Sometimes you see a similar problem at adolescence where girls develop earlier, and that includes some brain development - they start making abstract leaps before many boys are quite ready. It's less of an issue though because typically that age group are given school work that is less advanced than they could handle.

I don't understand why people are so set on dismissing these kinds of quite well documented differences. Go to any reading recovery type program, they are dominated by boys who can't quite keep up. It's not because they are allowed to screw around while girls get told to read quietly.

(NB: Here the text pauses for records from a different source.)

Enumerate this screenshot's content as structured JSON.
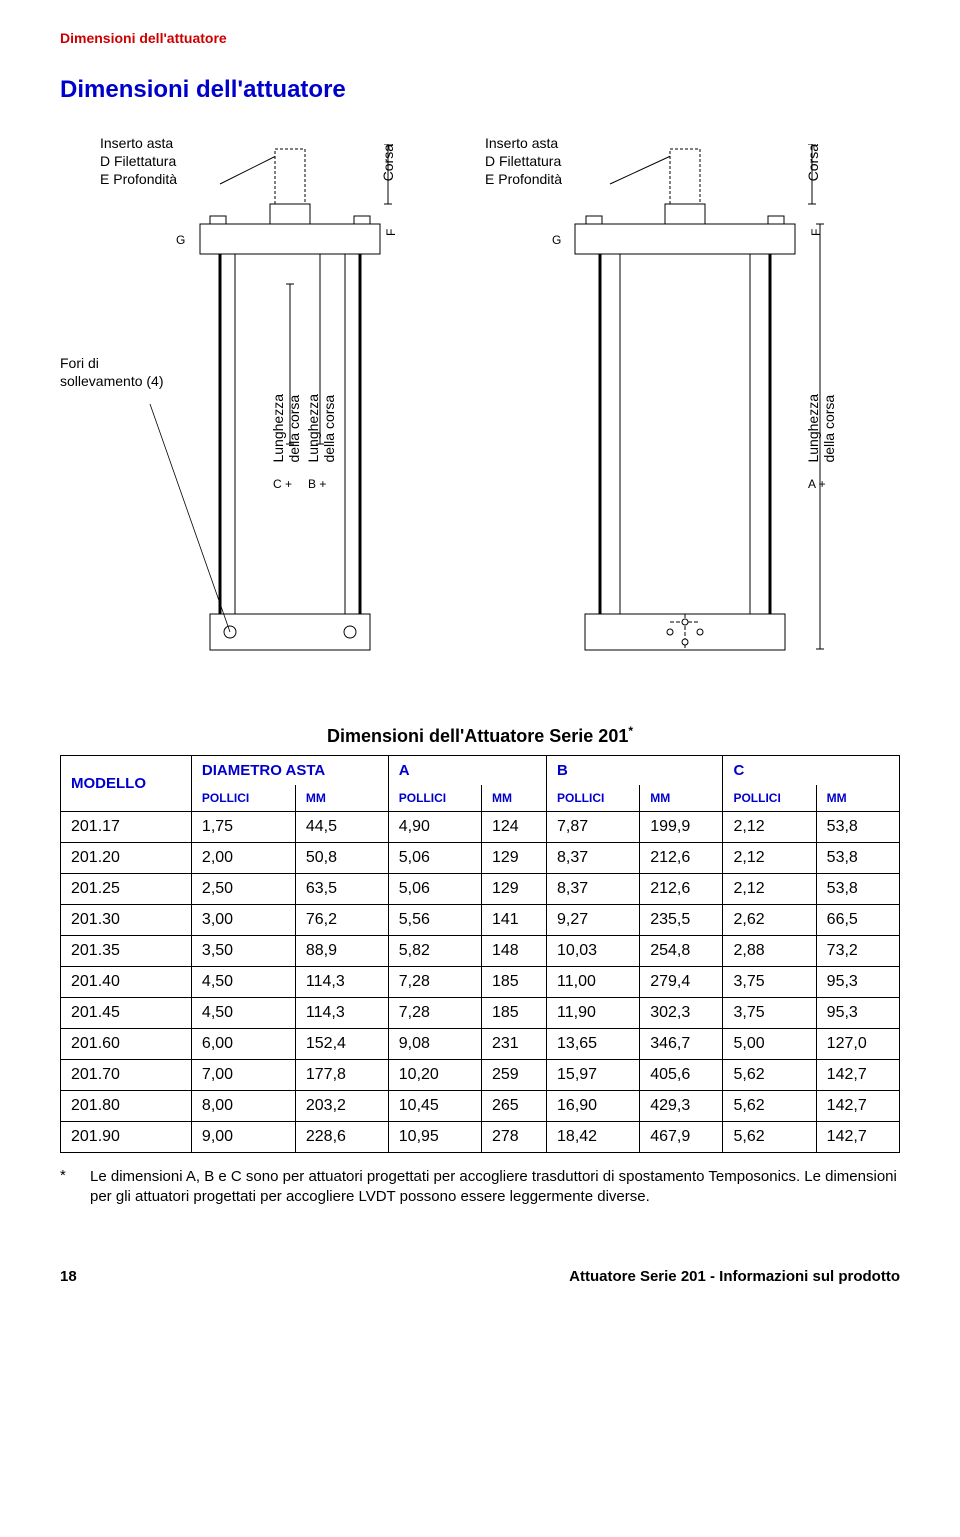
{
  "header": {
    "running_head": "Dimensioni dell'attuatore"
  },
  "title": "Dimensioni dell'attuatore",
  "diagram": {
    "insert_label_1": "Inserto asta\nD Filettatura\nE Profondità",
    "insert_label_2": "Inserto asta\nD Filettatura\nE Profondità",
    "corsa": "Corsa",
    "lift_holes": "Fori di\nsollevamento (4)",
    "len_stroke": "Lunghezza\ndella corsa",
    "letters": {
      "F": "F",
      "G": "G",
      "C": "C",
      "B": "B",
      "A": "A",
      "plus": "+"
    }
  },
  "table": {
    "title": "Dimensioni dell'Attuatore Serie 201",
    "asterisk": "*",
    "headers": {
      "model": "MODELLO",
      "diameter": "DIAMETRO ASTA",
      "A": "A",
      "B": "B",
      "C": "C",
      "in": "POLLICI",
      "mm": "MM"
    },
    "rows": [
      [
        "201.17",
        "1,75",
        "44,5",
        "4,90",
        "124",
        "7,87",
        "199,9",
        "2,12",
        "53,8"
      ],
      [
        "201.20",
        "2,00",
        "50,8",
        "5,06",
        "129",
        "8,37",
        "212,6",
        "2,12",
        "53,8"
      ],
      [
        "201.25",
        "2,50",
        "63,5",
        "5,06",
        "129",
        "8,37",
        "212,6",
        "2,12",
        "53,8"
      ],
      [
        "201.30",
        "3,00",
        "76,2",
        "5,56",
        "141",
        "9,27",
        "235,5",
        "2,62",
        "66,5"
      ],
      [
        "201.35",
        "3,50",
        "88,9",
        "5,82",
        "148",
        "10,03",
        "254,8",
        "2,88",
        "73,2"
      ],
      [
        "201.40",
        "4,50",
        "114,3",
        "7,28",
        "185",
        "11,00",
        "279,4",
        "3,75",
        "95,3"
      ],
      [
        "201.45",
        "4,50",
        "114,3",
        "7,28",
        "185",
        "11,90",
        "302,3",
        "3,75",
        "95,3"
      ],
      [
        "201.60",
        "6,00",
        "152,4",
        "9,08",
        "231",
        "13,65",
        "346,7",
        "5,00",
        "127,0"
      ],
      [
        "201.70",
        "7,00",
        "177,8",
        "10,20",
        "259",
        "15,97",
        "405,6",
        "5,62",
        "142,7"
      ],
      [
        "201.80",
        "8,00",
        "203,2",
        "10,45",
        "265",
        "16,90",
        "429,3",
        "5,62",
        "142,7"
      ],
      [
        "201.90",
        "9,00",
        "228,6",
        "10,95",
        "278",
        "18,42",
        "467,9",
        "5,62",
        "142,7"
      ]
    ],
    "colors": {
      "header_fg": "#0000cc",
      "border": "#000000"
    }
  },
  "footnote": {
    "marker": "*",
    "text": "Le dimensioni A, B e C sono per attuatori progettati per accogliere trasduttori di spostamento Temposonics. Le dimensioni per gli attuatori progettati per accogliere LVDT possono essere leggermente diverse."
  },
  "footer": {
    "page": "18",
    "right": "Attuatore Serie 201 - Informazioni sul prodotto"
  }
}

NiceGerbil · 08/03/2021 23:34

There's a BBC clip showing the difference in how people treat babies depending on their sex.

Only 3 mins to watch

The boys not reading thing is not because they are somehow not capable etc. It's to do with really unhelpful ideas about what boys ought to be doing and what is a bit crap.

Remember as well the whole education and exam structure was designed for boys in the first place.

NiceGerbil · 08/03/2021 23:34

The principals office?

Is that a Scottish thing? I know they have a different school system.

NiceGerbil · 08/03/2021 23:36

The whole point is that it's nigh on impossible to tell if loads of things are nature or nurture. Or a mix.

It's never a good idea to dismiss ideas out of hand.

Boys used to be the ones who went to school and sat and did their work in rows.

I watched a thing on the news the other night about a school in Syria, I think it was. Zero kids dicking around.